From 9f68b5717c84b91afae4d099b7aecf0930ee3d1a Mon Sep 17 00:00:00 2001
From: Daniel Povey <dpovey@gmail.com>
Date: Fri, 21 Oct 2022 12:13:23 +0800
Subject: [PATCH] Reduce the limit on attention weights from 50 to 25.

---
 egs/librispeech/ASR/pruned_transducer_stateless7/conformer.py | 2 +-
 1 file changed, 1 insertion(+), 1 deletion(-)

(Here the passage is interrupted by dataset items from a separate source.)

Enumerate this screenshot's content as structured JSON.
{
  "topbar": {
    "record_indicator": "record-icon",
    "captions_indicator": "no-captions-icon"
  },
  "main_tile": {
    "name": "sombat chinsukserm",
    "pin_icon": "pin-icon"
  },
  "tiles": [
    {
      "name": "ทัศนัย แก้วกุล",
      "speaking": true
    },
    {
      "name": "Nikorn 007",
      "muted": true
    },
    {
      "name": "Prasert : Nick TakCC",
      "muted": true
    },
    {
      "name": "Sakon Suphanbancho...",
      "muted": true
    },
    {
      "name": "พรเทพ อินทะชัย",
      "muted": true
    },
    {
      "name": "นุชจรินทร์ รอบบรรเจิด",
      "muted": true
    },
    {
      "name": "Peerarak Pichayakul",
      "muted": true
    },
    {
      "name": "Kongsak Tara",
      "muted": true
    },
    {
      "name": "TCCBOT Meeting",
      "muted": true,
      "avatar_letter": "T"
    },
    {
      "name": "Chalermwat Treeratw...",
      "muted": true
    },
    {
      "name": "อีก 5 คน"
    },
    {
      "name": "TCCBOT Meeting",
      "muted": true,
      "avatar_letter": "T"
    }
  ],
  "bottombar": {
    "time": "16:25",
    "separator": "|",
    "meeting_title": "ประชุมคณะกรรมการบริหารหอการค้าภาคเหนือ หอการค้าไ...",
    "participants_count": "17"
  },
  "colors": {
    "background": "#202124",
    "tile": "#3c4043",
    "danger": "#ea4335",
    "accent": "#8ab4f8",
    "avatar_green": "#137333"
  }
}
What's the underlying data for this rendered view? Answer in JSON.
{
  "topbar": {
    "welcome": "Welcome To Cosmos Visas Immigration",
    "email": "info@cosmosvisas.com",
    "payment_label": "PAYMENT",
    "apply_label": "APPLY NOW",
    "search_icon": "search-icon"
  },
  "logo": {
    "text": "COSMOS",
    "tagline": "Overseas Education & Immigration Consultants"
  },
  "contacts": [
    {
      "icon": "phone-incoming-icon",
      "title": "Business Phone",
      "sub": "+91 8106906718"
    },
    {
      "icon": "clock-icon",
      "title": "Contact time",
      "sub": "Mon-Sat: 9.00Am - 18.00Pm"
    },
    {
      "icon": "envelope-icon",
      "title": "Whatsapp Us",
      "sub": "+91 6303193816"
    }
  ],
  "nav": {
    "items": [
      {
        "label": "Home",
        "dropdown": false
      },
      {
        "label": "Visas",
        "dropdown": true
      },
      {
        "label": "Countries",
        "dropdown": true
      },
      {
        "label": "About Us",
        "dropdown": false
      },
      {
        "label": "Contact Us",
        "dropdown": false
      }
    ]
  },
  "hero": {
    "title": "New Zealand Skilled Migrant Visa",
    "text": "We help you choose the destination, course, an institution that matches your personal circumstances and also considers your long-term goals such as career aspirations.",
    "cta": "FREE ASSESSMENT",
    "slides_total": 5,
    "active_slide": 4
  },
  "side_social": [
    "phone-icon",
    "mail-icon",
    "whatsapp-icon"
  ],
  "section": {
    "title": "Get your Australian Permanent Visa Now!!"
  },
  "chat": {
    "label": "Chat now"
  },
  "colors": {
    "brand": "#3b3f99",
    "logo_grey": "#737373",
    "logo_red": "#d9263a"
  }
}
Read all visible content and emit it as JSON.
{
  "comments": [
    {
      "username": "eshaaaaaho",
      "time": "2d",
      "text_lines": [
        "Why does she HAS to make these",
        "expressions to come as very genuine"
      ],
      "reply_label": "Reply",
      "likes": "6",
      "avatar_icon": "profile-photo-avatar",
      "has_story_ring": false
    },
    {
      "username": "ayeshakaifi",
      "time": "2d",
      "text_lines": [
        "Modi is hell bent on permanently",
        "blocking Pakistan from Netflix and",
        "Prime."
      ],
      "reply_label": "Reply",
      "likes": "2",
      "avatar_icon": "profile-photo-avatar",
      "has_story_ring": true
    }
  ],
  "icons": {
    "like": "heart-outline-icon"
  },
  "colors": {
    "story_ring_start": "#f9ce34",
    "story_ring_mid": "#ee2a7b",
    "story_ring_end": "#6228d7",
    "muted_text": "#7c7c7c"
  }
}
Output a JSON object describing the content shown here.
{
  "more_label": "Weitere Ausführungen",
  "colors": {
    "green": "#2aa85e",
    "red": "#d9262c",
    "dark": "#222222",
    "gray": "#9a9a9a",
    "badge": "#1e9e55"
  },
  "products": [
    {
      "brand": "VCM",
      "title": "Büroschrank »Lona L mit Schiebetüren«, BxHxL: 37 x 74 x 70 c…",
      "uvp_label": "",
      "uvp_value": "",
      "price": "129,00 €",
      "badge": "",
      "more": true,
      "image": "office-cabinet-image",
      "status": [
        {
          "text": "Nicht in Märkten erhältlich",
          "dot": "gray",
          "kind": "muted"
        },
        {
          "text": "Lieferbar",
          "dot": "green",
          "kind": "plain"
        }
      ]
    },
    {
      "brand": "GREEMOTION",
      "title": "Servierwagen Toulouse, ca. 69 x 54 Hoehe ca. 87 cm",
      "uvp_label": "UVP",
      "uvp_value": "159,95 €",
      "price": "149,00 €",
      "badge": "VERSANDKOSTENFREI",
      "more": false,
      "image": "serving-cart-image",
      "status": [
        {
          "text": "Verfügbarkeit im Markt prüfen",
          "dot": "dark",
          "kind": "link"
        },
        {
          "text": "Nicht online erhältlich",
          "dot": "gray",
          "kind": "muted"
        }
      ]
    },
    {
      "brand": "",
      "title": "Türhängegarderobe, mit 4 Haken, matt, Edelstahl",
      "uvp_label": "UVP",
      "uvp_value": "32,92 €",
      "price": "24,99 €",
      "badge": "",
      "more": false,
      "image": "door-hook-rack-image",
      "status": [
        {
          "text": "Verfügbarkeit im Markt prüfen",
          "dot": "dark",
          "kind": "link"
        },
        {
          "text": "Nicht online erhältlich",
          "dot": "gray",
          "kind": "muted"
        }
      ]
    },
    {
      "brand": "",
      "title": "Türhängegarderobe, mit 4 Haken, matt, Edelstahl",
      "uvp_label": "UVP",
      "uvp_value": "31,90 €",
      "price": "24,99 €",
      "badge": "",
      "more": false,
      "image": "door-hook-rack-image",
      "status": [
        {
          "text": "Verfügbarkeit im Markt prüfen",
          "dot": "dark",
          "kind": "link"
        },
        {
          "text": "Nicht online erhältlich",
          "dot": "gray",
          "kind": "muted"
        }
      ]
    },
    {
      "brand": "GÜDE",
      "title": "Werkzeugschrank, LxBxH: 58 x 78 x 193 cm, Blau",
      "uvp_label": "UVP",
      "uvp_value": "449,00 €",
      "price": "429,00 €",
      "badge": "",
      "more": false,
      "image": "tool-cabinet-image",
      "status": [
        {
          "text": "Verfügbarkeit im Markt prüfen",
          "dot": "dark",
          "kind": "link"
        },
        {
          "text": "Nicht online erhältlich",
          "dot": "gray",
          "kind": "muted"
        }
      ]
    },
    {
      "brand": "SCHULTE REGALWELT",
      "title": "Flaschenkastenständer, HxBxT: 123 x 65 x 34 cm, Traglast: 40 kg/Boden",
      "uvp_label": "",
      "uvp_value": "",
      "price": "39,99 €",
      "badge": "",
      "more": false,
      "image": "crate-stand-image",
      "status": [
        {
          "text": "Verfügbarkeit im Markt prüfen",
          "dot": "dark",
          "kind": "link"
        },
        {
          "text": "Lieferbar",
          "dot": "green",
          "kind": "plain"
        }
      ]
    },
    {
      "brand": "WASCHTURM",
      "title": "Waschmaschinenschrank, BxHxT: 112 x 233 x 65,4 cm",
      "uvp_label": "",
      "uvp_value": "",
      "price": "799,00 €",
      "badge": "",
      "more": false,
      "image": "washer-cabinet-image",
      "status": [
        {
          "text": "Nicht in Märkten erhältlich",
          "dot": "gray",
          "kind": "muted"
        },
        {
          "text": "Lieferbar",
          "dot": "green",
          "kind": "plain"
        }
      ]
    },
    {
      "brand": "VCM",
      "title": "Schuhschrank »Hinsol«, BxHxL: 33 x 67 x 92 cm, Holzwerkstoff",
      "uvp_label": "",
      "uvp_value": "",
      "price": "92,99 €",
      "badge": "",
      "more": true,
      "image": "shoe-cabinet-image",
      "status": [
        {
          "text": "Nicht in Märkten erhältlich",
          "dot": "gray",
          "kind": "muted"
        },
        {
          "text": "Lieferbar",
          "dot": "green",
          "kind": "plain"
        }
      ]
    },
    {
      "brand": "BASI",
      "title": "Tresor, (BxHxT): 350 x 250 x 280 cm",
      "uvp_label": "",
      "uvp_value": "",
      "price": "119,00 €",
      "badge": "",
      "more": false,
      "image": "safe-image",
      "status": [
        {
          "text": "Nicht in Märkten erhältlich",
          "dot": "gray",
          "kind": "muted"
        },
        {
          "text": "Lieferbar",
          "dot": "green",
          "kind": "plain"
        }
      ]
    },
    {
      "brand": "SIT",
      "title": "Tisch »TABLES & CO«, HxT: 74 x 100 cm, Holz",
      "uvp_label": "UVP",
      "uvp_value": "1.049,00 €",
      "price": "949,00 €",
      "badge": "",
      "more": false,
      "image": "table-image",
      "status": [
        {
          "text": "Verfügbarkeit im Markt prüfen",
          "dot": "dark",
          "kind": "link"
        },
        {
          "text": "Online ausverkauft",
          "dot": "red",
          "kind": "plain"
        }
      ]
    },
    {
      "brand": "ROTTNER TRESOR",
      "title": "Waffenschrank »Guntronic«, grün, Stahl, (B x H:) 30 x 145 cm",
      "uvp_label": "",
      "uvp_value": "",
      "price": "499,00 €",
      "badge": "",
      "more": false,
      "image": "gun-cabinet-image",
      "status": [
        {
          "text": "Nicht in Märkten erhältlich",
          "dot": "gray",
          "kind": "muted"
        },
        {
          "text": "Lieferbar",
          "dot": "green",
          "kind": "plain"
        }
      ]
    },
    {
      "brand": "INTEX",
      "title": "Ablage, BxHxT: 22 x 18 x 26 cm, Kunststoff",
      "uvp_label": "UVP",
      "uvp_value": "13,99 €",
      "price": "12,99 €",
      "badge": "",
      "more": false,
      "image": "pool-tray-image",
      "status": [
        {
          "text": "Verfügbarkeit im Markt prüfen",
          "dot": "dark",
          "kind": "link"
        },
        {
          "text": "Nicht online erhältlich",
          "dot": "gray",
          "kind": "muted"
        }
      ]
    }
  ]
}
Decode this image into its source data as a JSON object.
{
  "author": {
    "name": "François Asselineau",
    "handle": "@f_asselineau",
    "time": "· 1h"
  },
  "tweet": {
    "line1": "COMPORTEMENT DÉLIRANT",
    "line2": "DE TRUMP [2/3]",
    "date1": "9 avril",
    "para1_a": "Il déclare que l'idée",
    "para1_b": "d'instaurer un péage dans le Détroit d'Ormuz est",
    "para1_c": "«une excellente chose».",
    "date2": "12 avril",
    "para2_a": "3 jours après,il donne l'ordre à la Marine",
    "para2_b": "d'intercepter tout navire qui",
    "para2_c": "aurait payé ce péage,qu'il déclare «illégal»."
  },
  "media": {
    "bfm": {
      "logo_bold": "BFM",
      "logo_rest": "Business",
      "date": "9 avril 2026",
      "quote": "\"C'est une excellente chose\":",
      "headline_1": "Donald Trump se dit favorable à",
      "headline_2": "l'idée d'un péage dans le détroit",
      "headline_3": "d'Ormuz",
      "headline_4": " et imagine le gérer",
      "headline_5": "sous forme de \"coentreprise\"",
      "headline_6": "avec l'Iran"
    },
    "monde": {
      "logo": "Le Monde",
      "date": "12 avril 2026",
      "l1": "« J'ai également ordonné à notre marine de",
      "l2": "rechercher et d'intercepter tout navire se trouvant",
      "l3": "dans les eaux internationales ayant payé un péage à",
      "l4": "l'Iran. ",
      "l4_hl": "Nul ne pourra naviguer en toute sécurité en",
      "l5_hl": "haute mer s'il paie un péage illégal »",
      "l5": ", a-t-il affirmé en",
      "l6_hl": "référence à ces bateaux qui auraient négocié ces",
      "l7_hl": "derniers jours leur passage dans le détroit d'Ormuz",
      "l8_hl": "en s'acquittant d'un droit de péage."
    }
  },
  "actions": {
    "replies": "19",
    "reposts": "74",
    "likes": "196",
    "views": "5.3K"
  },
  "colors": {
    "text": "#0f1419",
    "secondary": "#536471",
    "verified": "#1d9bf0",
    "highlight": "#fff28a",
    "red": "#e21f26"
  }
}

diff --git a/egs/librispeech/ASR/pruned_transducer_stateless7/conformer.py b/egs/librispeech/ASR/pruned_transducer_stateless7/conformer.py
index 706bc41e3..41726c9fb 100644
--- a/egs/librispeech/ASR/pruned_transducer_stateless7/conformer.py
+++ b/egs/librispeech/ASR/pruned_transducer_stateless7/conformer.py
@@ -1116,7 +1116,7 @@ class RelPositionMultiheadAttention(nn.Module):
             # this mechanism instead of, say, a limit on entropy, because once the entropy
             # gets very small gradients through the softmax can become very small, and
             # some mechanisms like that become ineffective.
-            attn_weights_limit = 50.0
+            attn_weights_limit = 25.0
             # caution: this penalty will be affected by grad-scaling in amp.
             # It's OK; this is just an emergency brake, and under normal
             # conditions it shouldn't be active